Diagnosis and treatment of lung-related diseases is the advantage of Shandong Provincial Public Health Clinical Center, which has accumulated rich case information. So that, our current research mainly focuses on lung diseases. We will collaborate with other departments in the future to expand our research scope to other medical imaging tasks.

Conclusion

In this work, we proposed MSPO-Net for FSS and applied in lesion segmentation of lung diseases chest CT images. It simulates the diagnostic and learning processes of doctors. To improve the segmentation effect of lesion area, MSPO-Net adaptively learns soft threshold through self-attention strategy in the training process and optimizes multilevel prototypes with the assistance of support set during testing.

In clinical practice, CT is more effective in diagnosing lung diseases than X-ray. We organized case information from the Shandong Provincial Public Health Clinical Center over the past 4 years and established chest CT dataset for secondary pulmonary tuberculosis, pulmonary aspergillosis, and lung adenocarcinoma.
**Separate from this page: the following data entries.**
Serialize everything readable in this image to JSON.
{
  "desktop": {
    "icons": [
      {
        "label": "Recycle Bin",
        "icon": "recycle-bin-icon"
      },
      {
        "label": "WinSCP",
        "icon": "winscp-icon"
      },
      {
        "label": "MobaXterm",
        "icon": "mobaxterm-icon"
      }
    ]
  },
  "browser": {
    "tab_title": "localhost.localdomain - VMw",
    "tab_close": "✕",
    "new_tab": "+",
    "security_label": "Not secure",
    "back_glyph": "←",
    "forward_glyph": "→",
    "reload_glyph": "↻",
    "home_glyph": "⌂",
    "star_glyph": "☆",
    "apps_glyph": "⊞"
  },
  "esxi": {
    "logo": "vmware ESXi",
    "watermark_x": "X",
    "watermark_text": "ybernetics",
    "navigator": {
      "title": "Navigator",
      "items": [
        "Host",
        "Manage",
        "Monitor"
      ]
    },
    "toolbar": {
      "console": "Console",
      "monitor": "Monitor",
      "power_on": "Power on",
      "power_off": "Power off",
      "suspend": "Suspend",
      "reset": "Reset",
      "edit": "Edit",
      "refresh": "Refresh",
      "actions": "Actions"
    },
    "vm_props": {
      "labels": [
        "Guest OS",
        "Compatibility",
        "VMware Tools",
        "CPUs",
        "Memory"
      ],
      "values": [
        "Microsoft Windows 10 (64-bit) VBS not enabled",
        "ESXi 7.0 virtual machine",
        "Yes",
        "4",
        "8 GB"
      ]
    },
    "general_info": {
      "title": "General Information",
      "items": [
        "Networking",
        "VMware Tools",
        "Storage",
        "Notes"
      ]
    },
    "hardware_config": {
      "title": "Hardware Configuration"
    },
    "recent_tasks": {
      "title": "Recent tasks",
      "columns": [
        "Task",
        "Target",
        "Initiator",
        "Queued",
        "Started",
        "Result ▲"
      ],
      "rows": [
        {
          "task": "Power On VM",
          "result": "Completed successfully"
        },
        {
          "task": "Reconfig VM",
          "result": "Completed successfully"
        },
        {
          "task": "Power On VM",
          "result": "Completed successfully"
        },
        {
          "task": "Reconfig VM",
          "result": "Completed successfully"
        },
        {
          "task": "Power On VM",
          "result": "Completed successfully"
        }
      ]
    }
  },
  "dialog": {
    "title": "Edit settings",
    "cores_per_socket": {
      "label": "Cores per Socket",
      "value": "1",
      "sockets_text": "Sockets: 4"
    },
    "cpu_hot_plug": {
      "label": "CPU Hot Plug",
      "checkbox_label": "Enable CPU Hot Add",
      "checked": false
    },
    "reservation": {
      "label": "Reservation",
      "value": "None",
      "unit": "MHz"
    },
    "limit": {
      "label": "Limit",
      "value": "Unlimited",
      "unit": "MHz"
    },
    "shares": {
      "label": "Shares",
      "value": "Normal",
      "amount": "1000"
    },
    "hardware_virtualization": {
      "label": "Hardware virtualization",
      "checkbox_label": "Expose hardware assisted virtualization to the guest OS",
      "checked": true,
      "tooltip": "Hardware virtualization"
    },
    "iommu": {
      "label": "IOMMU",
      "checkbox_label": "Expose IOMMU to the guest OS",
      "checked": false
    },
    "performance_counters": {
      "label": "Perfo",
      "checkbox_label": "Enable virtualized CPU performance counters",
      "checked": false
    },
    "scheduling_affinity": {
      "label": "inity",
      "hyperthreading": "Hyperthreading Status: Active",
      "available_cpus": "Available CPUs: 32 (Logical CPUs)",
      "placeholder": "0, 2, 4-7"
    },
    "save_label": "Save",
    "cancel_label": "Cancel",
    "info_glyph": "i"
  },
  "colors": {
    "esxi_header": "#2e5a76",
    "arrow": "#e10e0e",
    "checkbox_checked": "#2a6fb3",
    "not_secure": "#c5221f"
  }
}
Experienced doctors selected the typical images and annotated the lesion areas.

Experimental results showed that MSPO-Net can improve segmentation performance and robustness of lung disease lesion. When dealing with unseen diseases, the generalization of MSPO-Net is better than the SOTA models. The lesion segmentation results can assist doctors in understanding the lesion directly, and provide valuable references for doctors to analyze the condition, make diagnosis and treatment plans for patients.